Nancy Kress : Feux croisés
(Crossfire, 2003)
roman de Science-Fiction
Avouons-le tout de suite, j'ai un faible pour cette auteure. Posons-nous aussi la question : écrit-elle si peu pour être si peu publiée dans notre bon pays ? Ou bien est-elle si peu appréciée des lecteurs ? Je ne sais pas, mais apprendre qu'elle était l'épouse d'un auteur comme feu Charles Sheffield devrait enthousiasmer ! Ne me demandez pas pourquoi, cherchez un peu, que diable ! et en plus elle cite Horace en exergue !
Bref résumé pour bien comprendre. L'état de la Terre : déliquescent, c'est la fin. Grâce à un inventeur génialement fou et richissime, quelque six mille personnes peuvent se payer un voyage vers un ailleurs plus vert. Une société composite qui comporte un groupe de Quakers, une ex-famille royale arabe, des Cheyennes, un contingent de Chinois et quelques individus isolés. Ajoutons un capitaine Jake Holman et son associée Gail Cutler. Tout ce petit monde s'embarque à destination d'une planète surnommée “Forêtverte” qui présente bien des similitudes avec la Terre et est censée ne pas abriter d'indigènes. Cependant, après l'installation du camp de base — sans les Cheyennes, pressés de partir s'installer loin des Hommes et de leur technique —, une navette d'exploration découvre trois villages assez éloignés les uns des autres peuplés par le même genre d'individus (une espèce de grands gorilles) mais agissant selon trois comportements différents. À force d'analyse et de réflexions, les Terriens vont comprendre que ces populations n'ont rien d'indigène et se trouver confrontés à des extraterrestres (thème déjà abordé dans la Trilogie des Probabilités). En fait à deux types d'extraterrestres. Les Tiges (plantes) qui ont capturé des Velus et qui en ont fait des cobayes sur “Forêtverte”, et les Velus (boules de poils) — on notera les dénominations péjoratives…

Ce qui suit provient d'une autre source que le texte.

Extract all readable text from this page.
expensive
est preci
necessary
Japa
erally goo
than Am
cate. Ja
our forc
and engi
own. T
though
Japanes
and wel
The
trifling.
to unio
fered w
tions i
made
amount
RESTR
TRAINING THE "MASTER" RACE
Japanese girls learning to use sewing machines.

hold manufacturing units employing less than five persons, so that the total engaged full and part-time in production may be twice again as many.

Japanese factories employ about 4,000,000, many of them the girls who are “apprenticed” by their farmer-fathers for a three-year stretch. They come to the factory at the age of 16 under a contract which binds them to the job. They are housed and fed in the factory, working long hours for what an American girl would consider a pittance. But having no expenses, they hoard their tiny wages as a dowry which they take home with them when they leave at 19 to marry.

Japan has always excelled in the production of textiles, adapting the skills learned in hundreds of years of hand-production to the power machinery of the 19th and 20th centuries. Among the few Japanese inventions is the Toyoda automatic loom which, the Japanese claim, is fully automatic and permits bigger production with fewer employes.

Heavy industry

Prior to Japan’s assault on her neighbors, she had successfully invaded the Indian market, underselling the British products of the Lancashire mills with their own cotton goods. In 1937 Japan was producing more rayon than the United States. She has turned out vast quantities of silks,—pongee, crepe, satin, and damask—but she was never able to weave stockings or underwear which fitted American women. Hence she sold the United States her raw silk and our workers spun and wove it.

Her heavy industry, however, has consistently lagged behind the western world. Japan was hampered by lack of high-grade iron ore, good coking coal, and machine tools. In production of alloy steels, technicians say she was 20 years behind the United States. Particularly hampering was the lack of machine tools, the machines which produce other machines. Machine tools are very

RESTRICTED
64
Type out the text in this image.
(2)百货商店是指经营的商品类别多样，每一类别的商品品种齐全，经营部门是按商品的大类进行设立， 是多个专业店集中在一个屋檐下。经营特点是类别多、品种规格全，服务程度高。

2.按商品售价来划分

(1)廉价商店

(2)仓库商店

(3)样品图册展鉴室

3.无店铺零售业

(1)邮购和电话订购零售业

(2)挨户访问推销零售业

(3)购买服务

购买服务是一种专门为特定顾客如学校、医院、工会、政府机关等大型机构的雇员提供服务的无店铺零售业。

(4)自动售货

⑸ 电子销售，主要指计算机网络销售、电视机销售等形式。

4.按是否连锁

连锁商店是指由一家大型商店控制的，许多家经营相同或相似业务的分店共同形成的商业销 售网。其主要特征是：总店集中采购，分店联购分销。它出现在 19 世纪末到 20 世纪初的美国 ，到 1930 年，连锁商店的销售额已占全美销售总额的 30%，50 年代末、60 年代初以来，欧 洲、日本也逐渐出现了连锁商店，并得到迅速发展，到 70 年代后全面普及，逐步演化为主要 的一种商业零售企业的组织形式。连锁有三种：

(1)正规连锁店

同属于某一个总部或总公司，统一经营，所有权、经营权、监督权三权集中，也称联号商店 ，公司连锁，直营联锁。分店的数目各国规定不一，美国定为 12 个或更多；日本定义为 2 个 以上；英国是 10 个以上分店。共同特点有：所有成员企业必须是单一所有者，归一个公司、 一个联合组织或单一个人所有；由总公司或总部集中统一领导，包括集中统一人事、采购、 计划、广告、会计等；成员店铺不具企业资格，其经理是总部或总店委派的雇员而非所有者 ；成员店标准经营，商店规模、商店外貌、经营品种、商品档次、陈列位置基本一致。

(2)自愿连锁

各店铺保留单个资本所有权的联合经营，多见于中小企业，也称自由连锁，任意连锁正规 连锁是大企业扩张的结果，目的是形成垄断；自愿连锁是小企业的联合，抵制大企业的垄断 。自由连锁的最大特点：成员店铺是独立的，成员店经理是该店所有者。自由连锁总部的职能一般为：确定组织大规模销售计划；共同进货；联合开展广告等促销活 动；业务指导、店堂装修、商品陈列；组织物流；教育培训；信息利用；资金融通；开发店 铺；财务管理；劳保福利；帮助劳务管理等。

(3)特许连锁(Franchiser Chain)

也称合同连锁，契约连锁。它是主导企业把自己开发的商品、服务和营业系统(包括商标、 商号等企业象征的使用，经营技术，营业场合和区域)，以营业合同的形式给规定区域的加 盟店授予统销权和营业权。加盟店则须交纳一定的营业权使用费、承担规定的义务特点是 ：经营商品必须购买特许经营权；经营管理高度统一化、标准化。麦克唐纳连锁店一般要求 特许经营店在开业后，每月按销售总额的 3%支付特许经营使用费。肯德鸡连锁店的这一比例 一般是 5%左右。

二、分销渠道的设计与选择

Bien sûr, il y a un premier niveau de lecture qui nous entraîne dans le genre western galactique, ou dans nos guerres modernes, où il est plus ou moins toujours question de libérer un pays de l'emprise d'un autre, et un deuxième niveau qui met en évidence des comportements humains complexes et notre façon de percevoir l'autre, humain ou non. Nancy Kress, grâce au choix des populations embarquées dans le vaisseau, montre qu'il est toujours possible de s'entendre entre gens intelligents, de passer outre les clivages sociaux, religieux, politiques, physiques, linguistiques, etc. Qu'une fois bien compris le principe du bien commun, il n'y a plus de différences qui tiennent.
Audacieux en 2003 aux USA, qu'en est-il aujourd'hui en France ? Est-ce que le sujet peut encore intéresser ? Vu le succès des crevettes, oui ! Vu les nettoyages successifs du côté de nos jungles, rien n'est moins sûr !
En tout cas, on souhaitera à Nancy Kress autant de succès en France que le film Welcome.